With the $52.4-billion dollar acquisition of 20th Century Fox Studios, The Walt Disney Company tightens its control over a large part of the entertainment industry.
Remember when Disney acquired Pixar and our childhood worlds of animation collided? The House of Mouse has been up to a whole lot since then, with plans to not only expand existing material and properties, but grow fresh content from newly-acquired IP.
Here’s the breakdown of just how Disney is slowly but surely taking over the entertainment scene, with the world as its witness.
The prized cut of cheese is none other than the recent $52.4-billion dollar deal with 20th Century Fox Studios, through which Disney acquired Fox TV, movies, cable networks, and more. This means the properties of Avatar (with four sequels planned), X-Men, and other Fox projects now belong to Disney, as do channels FX and National Geographic. The powers of No.1 box office company Disney and No.3 Fox have been merged under the Mouse House.
While Rupert Murdoch’s empire has reportedly been on the market for some time, the finalisation of this deal puts Disney in the ultimate throne of entertainment royalty. Even the big boys are getting jittery – USA’s House of Democrats has already called for an inquest on the grounds of excessive power transfer to Disney.
All of Disney on demand
Disney also took on Fox’s stake in Hulu, a top American streaming service, but has its own plans underway. That’s right, Disney’s will be delivering direct-to-consumer video services by 2019. All its brand-new content will be parked here. This means we can expect Disney and Pixar content to be pulled from the likes of Netflix in the coming years. What about Marvel TV hits that have become Netflix staples: Daredevil, Jessica Jones, Luke Cage? By the looks of it, it’s only a matter of time before they bid the leading streaming site adieu, too.
For now, Disney claims this service will be focused on new and old feature films for weekly viewing. However, it has also hinted exclusives including a Star Wars live action series, and TV spin-offs of Monsters, Inc and High School Musical. Sounds like the start of domination, if you ask us.
Cinematic universes unite/collide
Relieving Fox of its Marvel properties will also unite pieces of the Marvel cinematic universe – X-Men and Fantastic Four are now Disney’s, which means there’s a real chance crossover Secret Wars could make it to the silver screen.
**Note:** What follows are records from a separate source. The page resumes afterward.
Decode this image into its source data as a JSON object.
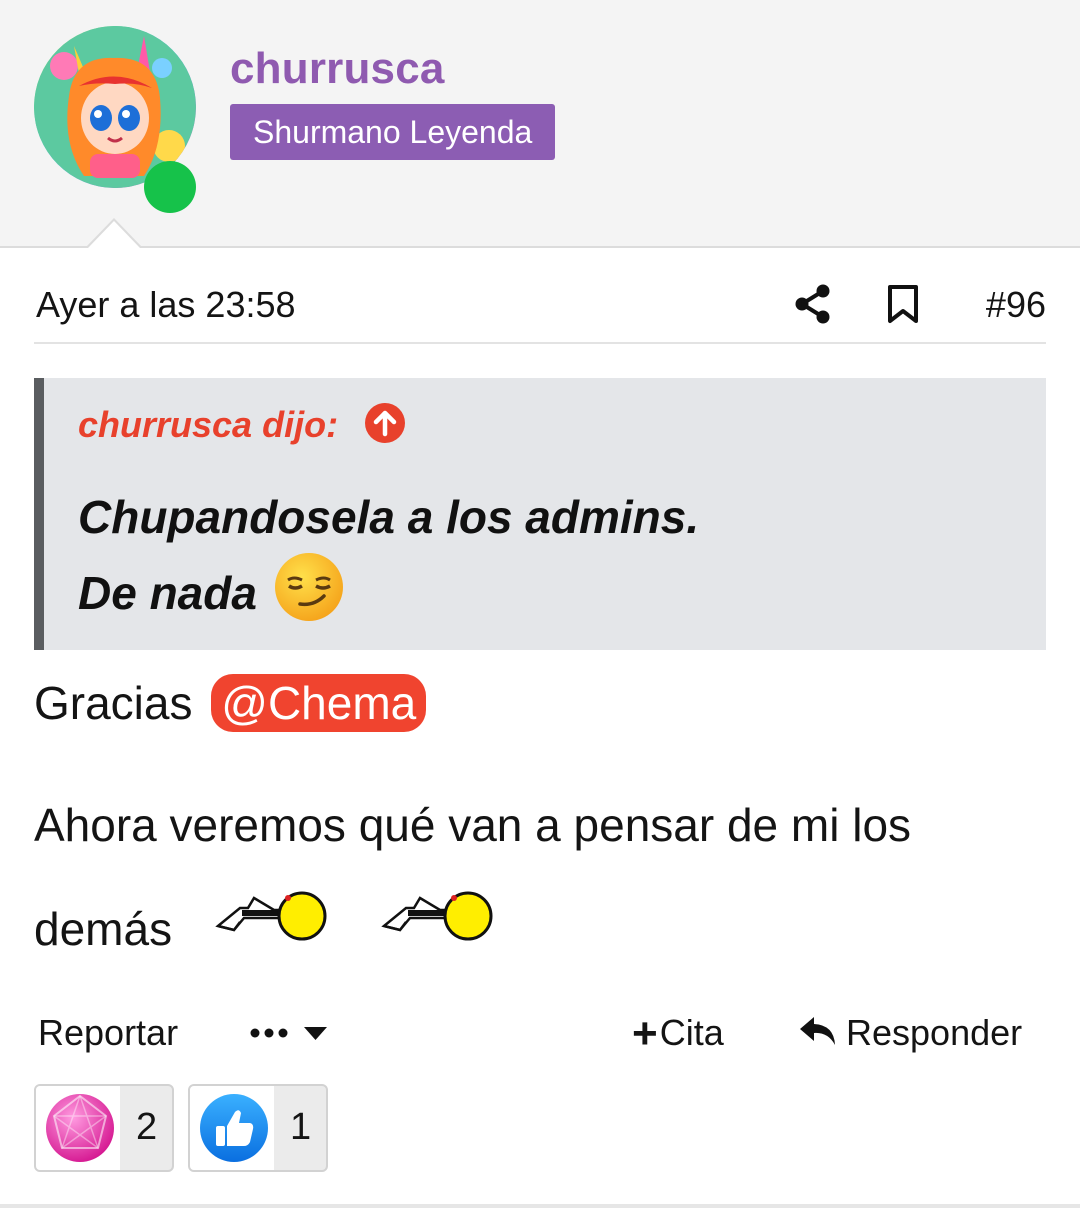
{
  "user": {
    "name": "churrusca",
    "title": "Shurmano Leyenda",
    "online": true,
    "avatar_icon": "cartoon-girl-avatar"
  },
  "post": {
    "time": "Ayer a las 23:58",
    "number": "#96",
    "share_icon": "share-icon",
    "bookmark_icon": "bookmark-icon"
  },
  "quote": {
    "author": "churrusca dijo:",
    "line1": "Chupandosela a los admins.",
    "line2": "De nada",
    "emoji": "smirking-face"
  },
  "body": {
    "gracias": "Gracias",
    "mention": "@Chema",
    "line1": "Ahora veremos qué van a pensar de mi los",
    "line2": "demás",
    "smilies": [
      "smiley-with-gun",
      "smiley-with-gun"
    ]
  },
  "actions": {
    "report": "Reportar",
    "cita": "Cita",
    "reply": "Responder"
  },
  "reactions": [
    {
      "icon": "pink-gem-icon",
      "count": "2"
    },
    {
      "icon": "thumbs-up-icon",
      "count": "1"
    }
  ],
  "colors": {
    "username": "#8f5ab0",
    "title_badge": "#8c5db3",
    "quote_author": "#e8412c",
    "mention": "#f0442f",
    "online": "#16c24a"
  }
}
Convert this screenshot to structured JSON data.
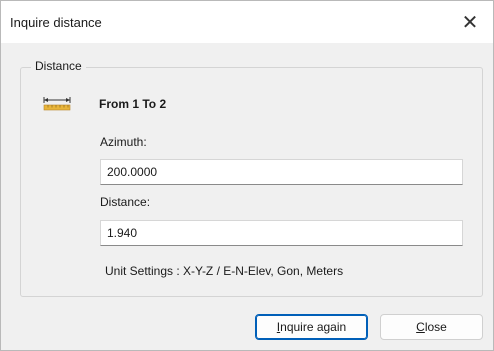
{
  "window": {
    "title": "Inquire distance",
    "close_glyph": "✕"
  },
  "group": {
    "legend": "Distance",
    "icon": "ruler-icon",
    "heading": "From 1 To 2"
  },
  "azimuth": {
    "label": "Azimuth:",
    "value": "200.0000"
  },
  "distance": {
    "label": "Distance:",
    "value": "1.940"
  },
  "units_text": "Unit Settings : X-Y-Z / E-N-Elev, Gon, Meters",
  "buttons": {
    "inquire_again": {
      "first": "I",
      "rest": "nquire again"
    },
    "close": {
      "first": "C",
      "rest": "lose"
    }
  },
  "colors": {
    "accent": "#005fb8",
    "ruler_yellow": "#e8b53a"
  }
}
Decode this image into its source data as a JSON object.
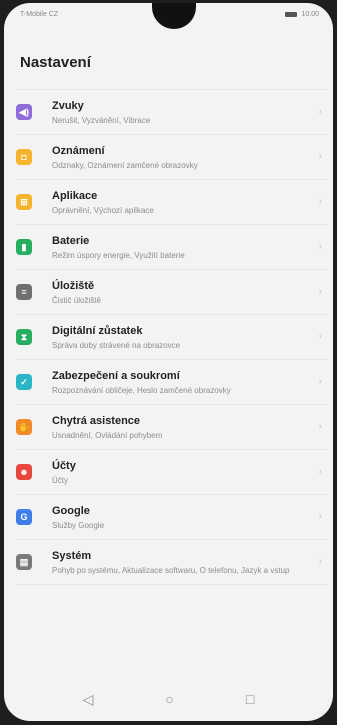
{
  "status_bar": {
    "carrier": "T-Mobile CZ",
    "time": "10:00"
  },
  "header": {
    "title": "Nastavení"
  },
  "settings": [
    {
      "label": "Zvuky",
      "sub": "Nerušit, Vyzvánění, Vibrace",
      "color": "#8e6ddb",
      "icon": "volume-icon"
    },
    {
      "label": "Oznámení",
      "sub": "Odznaky, Oznámení zamčené obrazovky",
      "color": "#f4b42e",
      "icon": "notification-icon"
    },
    {
      "label": "Aplikace",
      "sub": "Oprávnění, Výchozí aplikace",
      "color": "#f4b42e",
      "icon": "apps-icon"
    },
    {
      "label": "Baterie",
      "sub": "Režim úspory energie, Využití baterie",
      "color": "#27ae60",
      "icon": "battery-icon"
    },
    {
      "label": "Úložiště",
      "sub": "Čistič úložiště",
      "color": "#6f6f6f",
      "icon": "storage-icon"
    },
    {
      "label": "Digitální zůstatek",
      "sub": "Správa doby strávené na obrazovce",
      "color": "#27ae60",
      "icon": "hourglass-icon"
    },
    {
      "label": "Zabezpečení a soukromí",
      "sub": "Rozpoznávání obličeje, Heslo zamčené obrazovky",
      "color": "#2bb5c5",
      "icon": "shield-icon"
    },
    {
      "label": "Chytrá asistence",
      "sub": "Usnadnění, Ovládání pohybem",
      "color": "#f08a2b",
      "icon": "hand-icon"
    },
    {
      "label": "Účty",
      "sub": "Účty",
      "color": "#e7473c",
      "icon": "user-icon"
    },
    {
      "label": "Google",
      "sub": "Služby Google",
      "color": "#3f7ee8",
      "icon": "google-icon"
    },
    {
      "label": "Systém",
      "sub": "Pohyb po systému, Aktualizace softwaru, O telefonu, Jazyk a vstup",
      "color": "#7a7a7a",
      "icon": "system-icon"
    }
  ],
  "navbar": {
    "back": "◁",
    "home": "○",
    "recents": "□"
  }
}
Think of all the spin-offs and remakes… Avengers meeting mutants…
If history is any indication, we can certainly expect a whole new slew of productions under Disney’s wing. Look at what happened with Star Wars. Before you know it, we’re expecting a trilogy not focused on the Skywalkers. Solo: A Star Wars Story is slated for release this year, with rumoured spin-offs featuring Boba Fett, Yoda and Obi-Wan. What a wild time for sci-fi nerds.
The House of Mouse will continue to rule the animation realm (family-friendly fare is its bread and butter, after all, and Moana proved Disney still holds that charm) – but don’t expect it to stay within the borders. Last year’s live action remake of Beauty and the Beast is a mere glimpse of the road Disney could take in reviving its classic cartoons. Employing this strategy allows the company to carry that sense of nostalgia to present time, furnishing it with a hot, young cast, beautiful scenes and a whole lot of CGI magic.
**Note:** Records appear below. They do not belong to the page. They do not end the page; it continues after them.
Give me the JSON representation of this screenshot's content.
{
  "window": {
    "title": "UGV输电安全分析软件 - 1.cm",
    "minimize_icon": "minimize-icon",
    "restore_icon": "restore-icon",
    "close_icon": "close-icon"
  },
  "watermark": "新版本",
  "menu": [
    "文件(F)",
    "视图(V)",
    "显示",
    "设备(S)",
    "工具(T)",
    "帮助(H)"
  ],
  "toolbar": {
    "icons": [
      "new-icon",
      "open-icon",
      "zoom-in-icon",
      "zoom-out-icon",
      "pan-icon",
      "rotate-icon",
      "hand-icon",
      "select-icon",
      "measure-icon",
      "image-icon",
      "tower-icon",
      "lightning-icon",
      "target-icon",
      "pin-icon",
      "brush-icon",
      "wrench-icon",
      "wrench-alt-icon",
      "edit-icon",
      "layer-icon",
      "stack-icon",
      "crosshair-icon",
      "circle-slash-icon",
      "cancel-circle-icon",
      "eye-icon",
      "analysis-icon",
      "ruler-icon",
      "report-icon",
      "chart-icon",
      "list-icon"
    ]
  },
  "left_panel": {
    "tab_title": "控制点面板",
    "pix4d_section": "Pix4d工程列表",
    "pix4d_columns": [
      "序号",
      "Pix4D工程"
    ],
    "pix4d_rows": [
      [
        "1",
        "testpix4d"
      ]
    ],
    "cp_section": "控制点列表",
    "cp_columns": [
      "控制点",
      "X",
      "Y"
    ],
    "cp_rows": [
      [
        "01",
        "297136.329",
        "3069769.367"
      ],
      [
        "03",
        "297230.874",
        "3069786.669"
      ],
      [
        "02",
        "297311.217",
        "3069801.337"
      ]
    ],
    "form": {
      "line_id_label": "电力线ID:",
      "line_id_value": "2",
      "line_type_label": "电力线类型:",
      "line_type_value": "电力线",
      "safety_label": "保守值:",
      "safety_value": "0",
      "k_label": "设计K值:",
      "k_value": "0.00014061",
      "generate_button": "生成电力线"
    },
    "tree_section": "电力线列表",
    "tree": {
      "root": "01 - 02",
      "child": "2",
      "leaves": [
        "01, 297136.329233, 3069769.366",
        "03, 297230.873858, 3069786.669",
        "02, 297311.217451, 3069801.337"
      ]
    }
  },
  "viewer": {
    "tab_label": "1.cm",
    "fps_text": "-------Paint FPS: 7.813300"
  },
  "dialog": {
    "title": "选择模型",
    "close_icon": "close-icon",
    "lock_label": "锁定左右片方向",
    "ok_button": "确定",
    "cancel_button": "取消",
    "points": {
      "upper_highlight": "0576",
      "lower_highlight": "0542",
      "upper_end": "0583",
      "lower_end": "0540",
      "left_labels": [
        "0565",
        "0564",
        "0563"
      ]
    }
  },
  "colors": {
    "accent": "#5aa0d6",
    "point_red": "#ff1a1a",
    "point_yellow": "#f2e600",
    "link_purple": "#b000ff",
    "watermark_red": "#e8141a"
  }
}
Live-action versions of The Lion King and Mulan are already in production!
Of expos and parks
D23 Expo – Disney’s bi-annual fan event – has been growing since its 2009 debut, thanks to all that IP amassing the company is doing. Even Star Wars Celebration (since 1999) has been outdoing itself parallel to property growth.
But the most exciting immersive Disney experience is surely found in its theme parks. Certain quarters are certain the new worlds of X-Men, Fantastic Four, and even The Simpsons would stick out like a sore thumb at these world-famous theme parks, alongside the likes of Marvel’s Guardians of the Galaxy and Pixar’s Toy Story. Others remain optimistic Disney would find a way to weave the universes together (with the help of secret tunnels, if it comes to that). Chairman and CEO Bob Iger said, “With 20th Century Fox Film, we have the opportunity to expand iconic franchises for new generations of fans around the world — just as we have with Marvel and Star Wars.”
Combined with the reported VR tech Disney is rolling out in its parks, an entertainment industry ruled by the Mouse doesn’t seem all that bleak… but we’ll save our predictions for the next multi-billion-dollar merger.